Regulation of the building industry in NSW has always been a topic of much dispute, however it has increasingly attracted attention since cases such as Opal Tower and Mascot Towers shone a spotlight on questionable building practices, mass defects and devastating financial fallouts for owners.

In response, the NSW Government moved to overhaul the building industry and rebuild public confidence with the introduction of the Design and Building Practitioners Act 2020 (NSW) (DBP Act).

What is the Design and Building Practitioners Act 2020 ?

The DBP Act brings a more structured and disciplined approach to the design and construction of multi-storey and multi-unit residential buildings, and mixed-use buildings that include a residential apartment component.

It introduces numerous statutory obligations on the various parties involved throughout the life of a building such as builders, designers and engineers.

In line with the recommendations of the Shergold-Weir Report released in April 2018, the DBP Act aims to ensure quality design documentation compliant with the Building Code of Australia (BCA). It also deems that all ‘building practitioners’ owe a duty of care at common law to subsequent owners of the property, in addition to the statutory warranties under the Home Building Act.

A closer look at the Design and Building Practitioners Act

As of today, not all the regulations outlined by DBP Act are applicable with a number of obligations coming into effect from the 1st of July 2021.

Currently, the following statutory obligations apply:

This is a retrospective duty to exercise reasonable care in order to avoid economic loss caused by defects in or related to a building for which the work is done.

An extended duty of care gives apartment owners and the owners’ corporation a right to sue to recover rectification and temporary relocation costs arising from the discovery of a significant defect in their apartment building even where the building and the defects pre-date the Act.

The establishment of an extended statutory duty of care to avoid economic loss caused by defects brings an unprecedented level of liability to parties such as builders, designers, manufacturers and project managers.

This duty of care applies retrospectively for a ten-year period to the benefit of the owner and any subsequent owners of the land, including owners’ corporations.

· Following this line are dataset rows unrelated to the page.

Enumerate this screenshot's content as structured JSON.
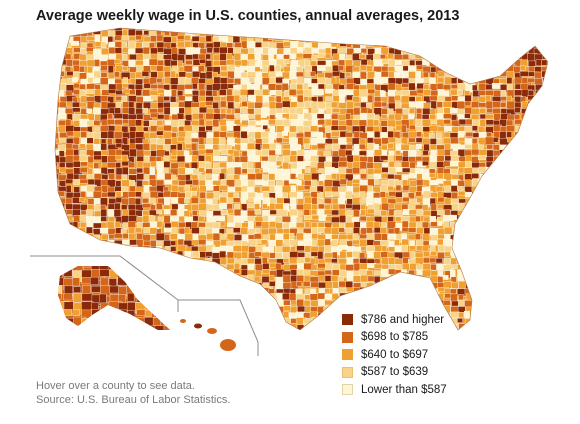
{
  "title": "Average weekly wage in U.S. counties, annual averages, 2013",
  "legend": {
    "items": [
      {
        "label": "$786 and higher",
        "color": "#8b2a08"
      },
      {
        "label": "$698 to $785",
        "color": "#d4661a"
      },
      {
        "label": "$640 to $697",
        "color": "#f0a030"
      },
      {
        "label": "$587 to $639",
        "color": "#f8d488"
      },
      {
        "label": "Lower than $587",
        "color": "#fdf5d5"
      }
    ]
  },
  "footer": {
    "hover_note": "Hover over a county to see data.",
    "source": "Source: U.S. Bureau of Labor Statistics."
  },
  "colors": {
    "county_border": "#ffffff",
    "inset_frame": "#8c8c8c"
  }
}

This means that an owner may use this Act to claim for economic loss arising from the breach of the duty of care where the loss first becomes apparent within the 10 years immediately before the commencement or from commencement of the Act (11 June 2020).

This results in an extended period of potential liability for any party involved in the building process that far surpasses the project completion date.


The DBP Act introduced the notion of regulated designs. These are designs prepared for building work that is considered a critical element in the safety and quality of a building or is classified as a performance solution under the Building Code of Australia (BCA) e.g. fire safety, waterproofing, electrical services, structural elements and more.

Effective 1 July 2021, designers will need to provide a declaration that the design complies with the BCA.

Plus, both designers and builders will need to be registered with the Department of Customer Service and have adequate insurance.

The DBP Act also aims to ensure that each step of construction is well documented and compliant. To achieve this, it outlines the required process (outlined below) for lodging these regulated designs (and any variations) throughout the design and construction process.

These administrative demands have the potential to increase consumer confidence in the building industry and process, but will also slow down building work progress, as well as create additional costs associated with the preparation, lodgement and follow up of the required declarations in order to reach the stage where an occupation certificate can be issued.

What regulations will apply from 1 July 2021?

From 1 July 2021, the following statutory obligations will also apply:

  • Registration requirements
  • Compulsory design compliance declarations
  • Building compliance declarations
  • Adequate reporting of variations
  • Occupation and other building certificates
  • Stop work orders
  • Indemnification and Insurance

Will the Design and Building Practitioners Act achieve its goals?

Whilst consumers and owners corporations will undoubtedly welcome these new legislative measures, there is concern about the potential time and cost impact of this Act on the building industry and property prices.

Increased regulation inevitably results in raising the cost of doing business. However how significant the financial fallout will be cannot be ascertained until the reforms have been embedded into the operations of a business, and some insurance claims have been made against the industry. Only then will the reverberations of these reforms be fully understood by the building industry.